But I've never presented such explorations as revealed truth. As an investigator, I have no fixed point of view, no commitment to any theory -- my own or anyone else's. As a matter of fact, I'm completely ready to junk any statement I've ever made about any subject if events don't bear me out, or if I discover it isn't contributing to an understanding of the problem. The better part of my work on media is actually somewhat like a safe-cracker's. I don't know what's inside; maybe it's nothing. I just sit down and start to work. I grope, I listen, I test, I accept and discard; I try out different sequences -- until the tumblers fall and the doors spring open.
3 comments:
Yes, we must substitute an interest in the media for the previous interest in subjects. This is the logical answer to the fact that the media have substituted themselves for the older world. Even if we should wish to recover that older world we can do it only by an intensive study of the ways in which media have swallowed it. And no matter how many walls have fallen, the citadel of individual consciousness has not fallen nor is it likely to fall. For it is not accessible to the mass media.
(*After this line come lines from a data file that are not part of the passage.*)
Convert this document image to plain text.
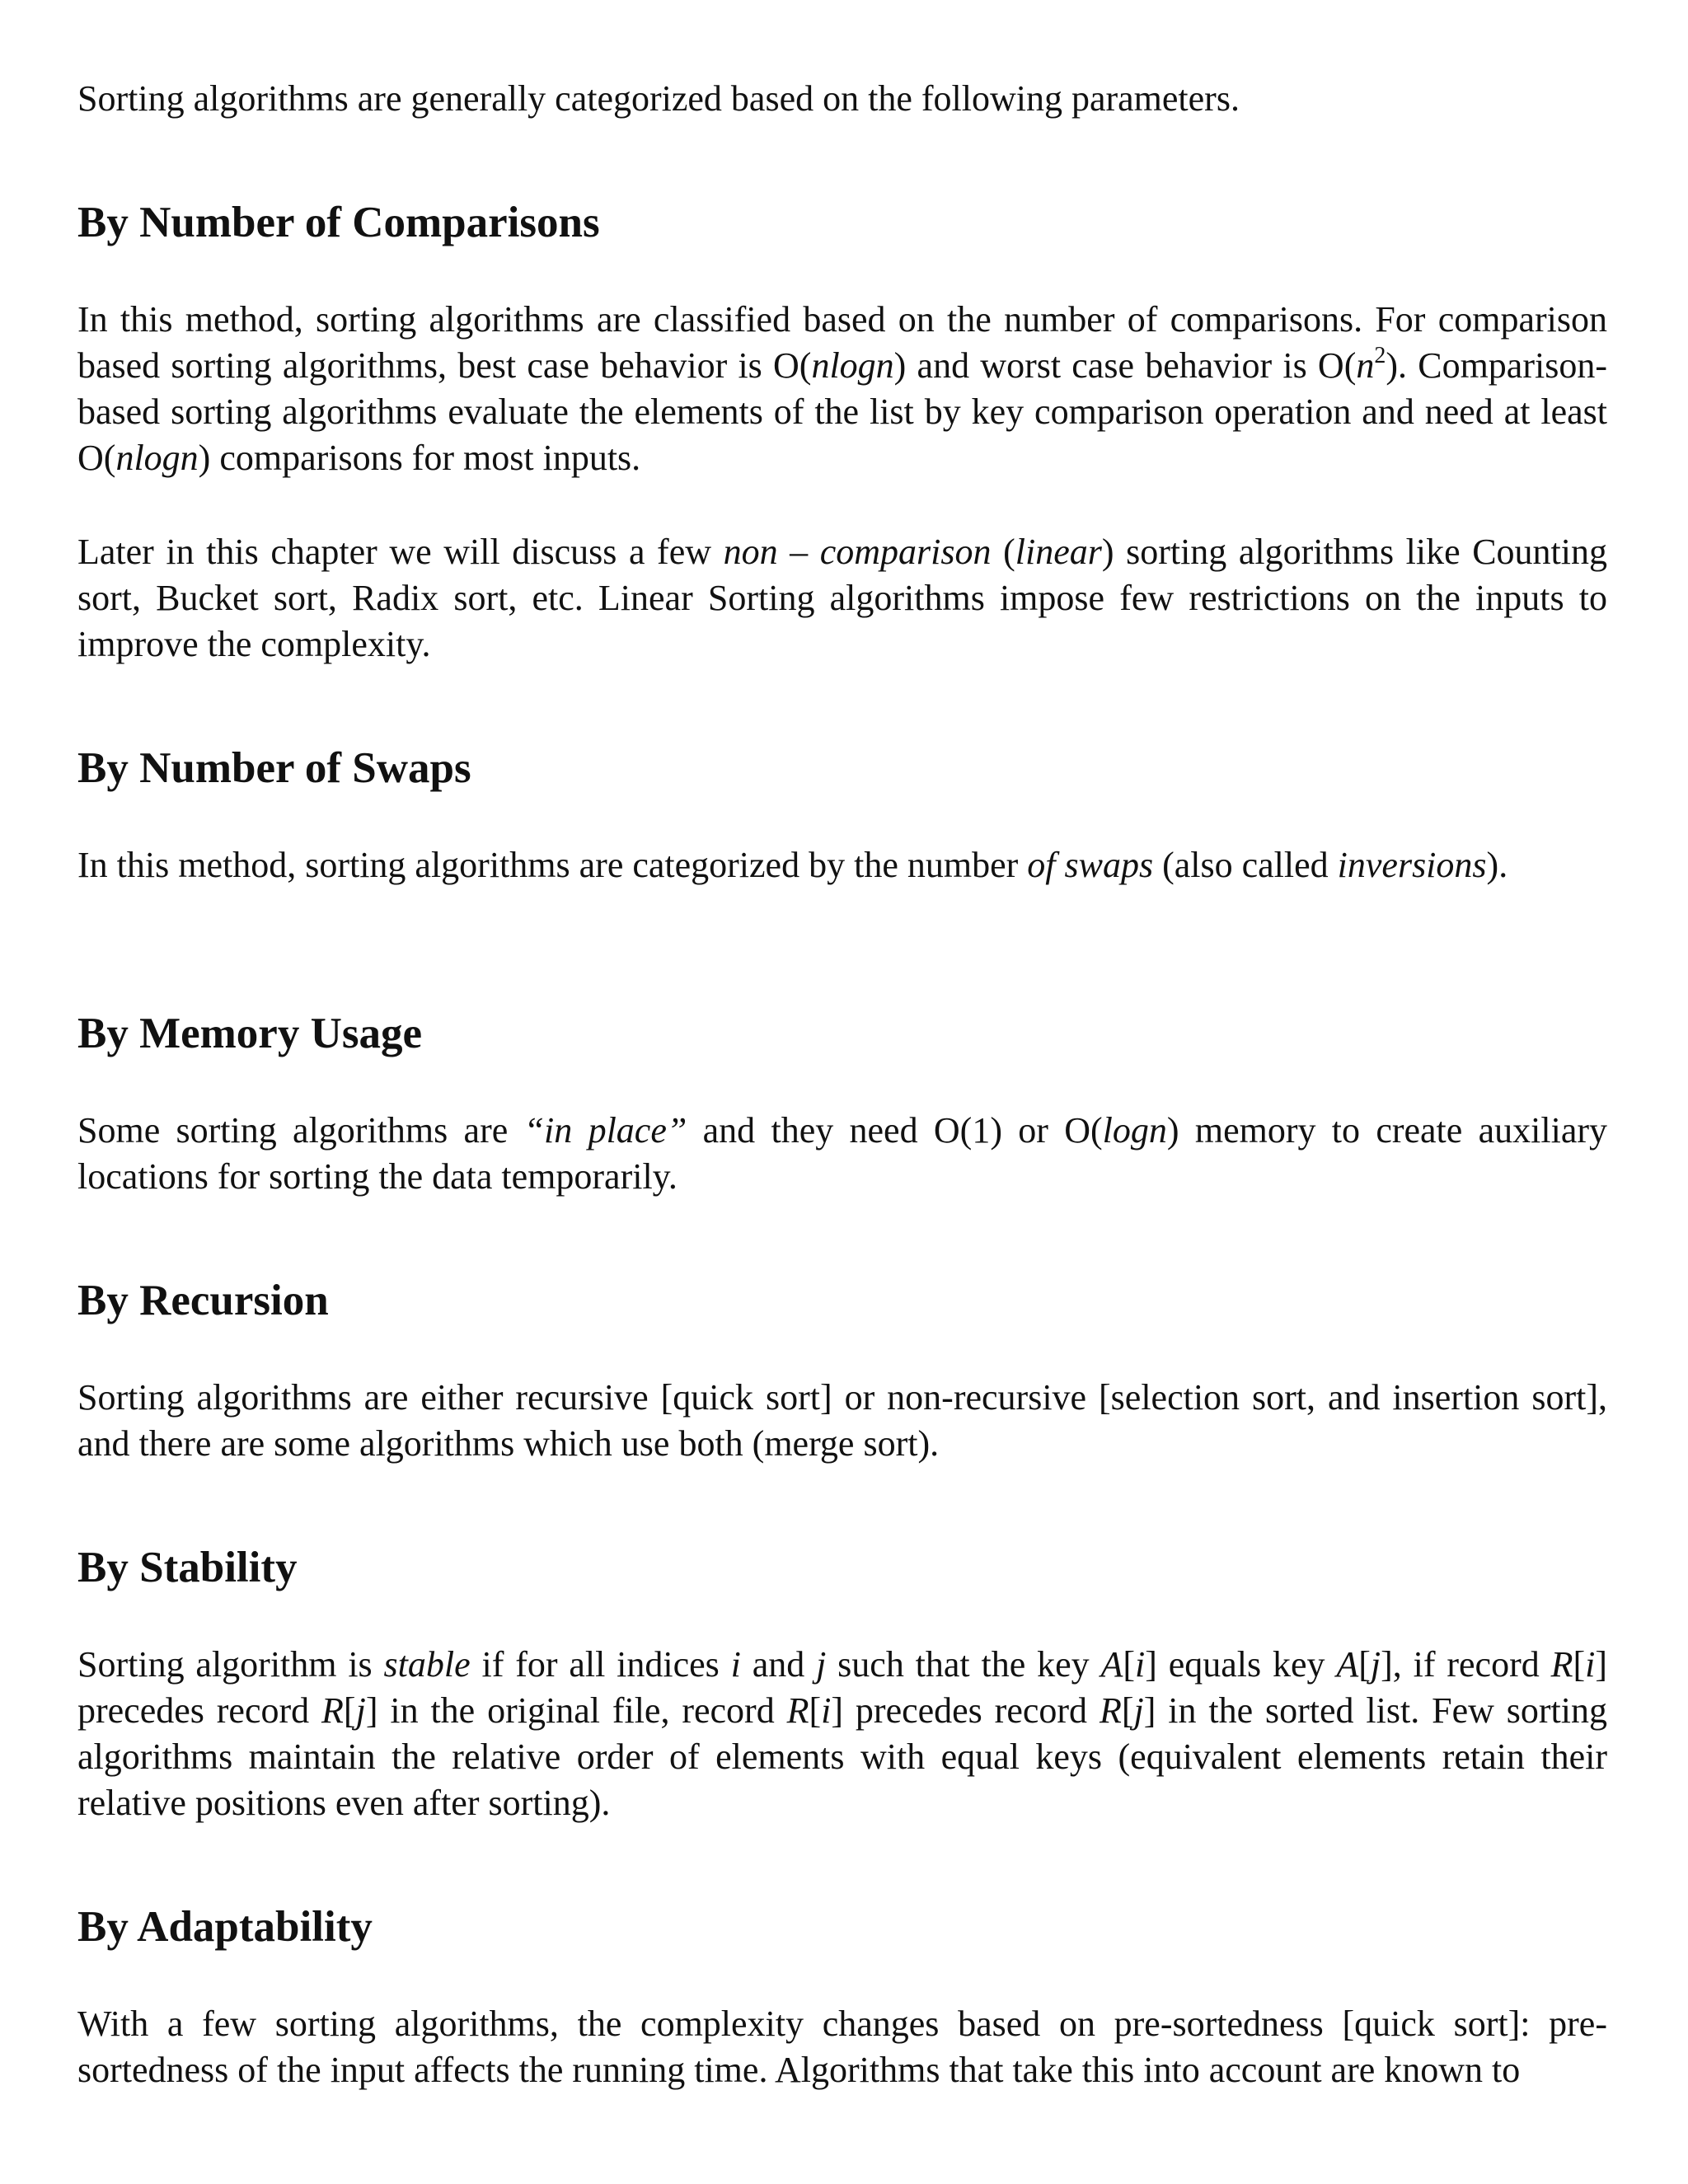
Sorting algorithms are generally categorized based on the following parameters.

By Number of Comparisons

In this method, sorting algorithms are classified based on the number of comparisons. For comparison based sorting algorithms, best case behavior is O(nlogn) and worst case behavior is $O(n^2)$. Comparison-based sorting algorithms evaluate the elements of the list by key comparison operation and need at least O(nlogn) comparisons for most inputs.

Later in this chapter we will discuss a few non – comparison (linear) sorting algorithms like Counting sort, Bucket sort, Radix sort, etc. Linear Sorting algorithms impose few restrictions on the inputs to improve the complexity.

By Number of Swaps

In this method, sorting algorithms are categorized by the number of swaps (also called inversions).

By Memory Usage

Some sorting algorithms are “in place” and they need O(1) or O(logn) memory to create auxiliary locations for sorting the data temporarily.

By Recursion

Sorting algorithms are either recursive [quick sort] or non-recursive [selection sort, and insertion sort], and there are some algorithms which use both (merge sort).

By Stability

Sorting algorithm is stable if for all indices i and j such that the key A[i] equals key A[j], if record R[i] precedes record R[j] in the original file, record R[i] precedes record R[j] in the sorted list. Few sorting algorithms maintain the relative order of elements with equal keys (equivalent elements retain their relative positions even after sorting).

By Adaptability

With a few sorting algorithms, the complexity changes based on pre-sortedness [quick sort]: pre-sortedness of the input affects the running time. Algorithms that take this into account are known to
- Marshall McLuhan, 'Counterblast', 1969
The oral is the world of the non-linear, of all-at-onceness and ESP. There are no lines or directions in acoustic space, but rather a simultaneous field. It is non-Euclidean.
Marshall McLuhan, Counterblast, 1969
Our visual experience is now a mosaic of items assembled from every part of the globe, moment by moment. Lineal perspective and pictorial organization cannot cope with this situation.
Report on Project in Understanding Media, 1960
Speeding up the components of any visually ordered structure or continuous space pattern will lead to breaking its connections and destroying its boundaries. They explode into the resonant gaps or interfaces that characterize the discontinuous structure of acoustic space.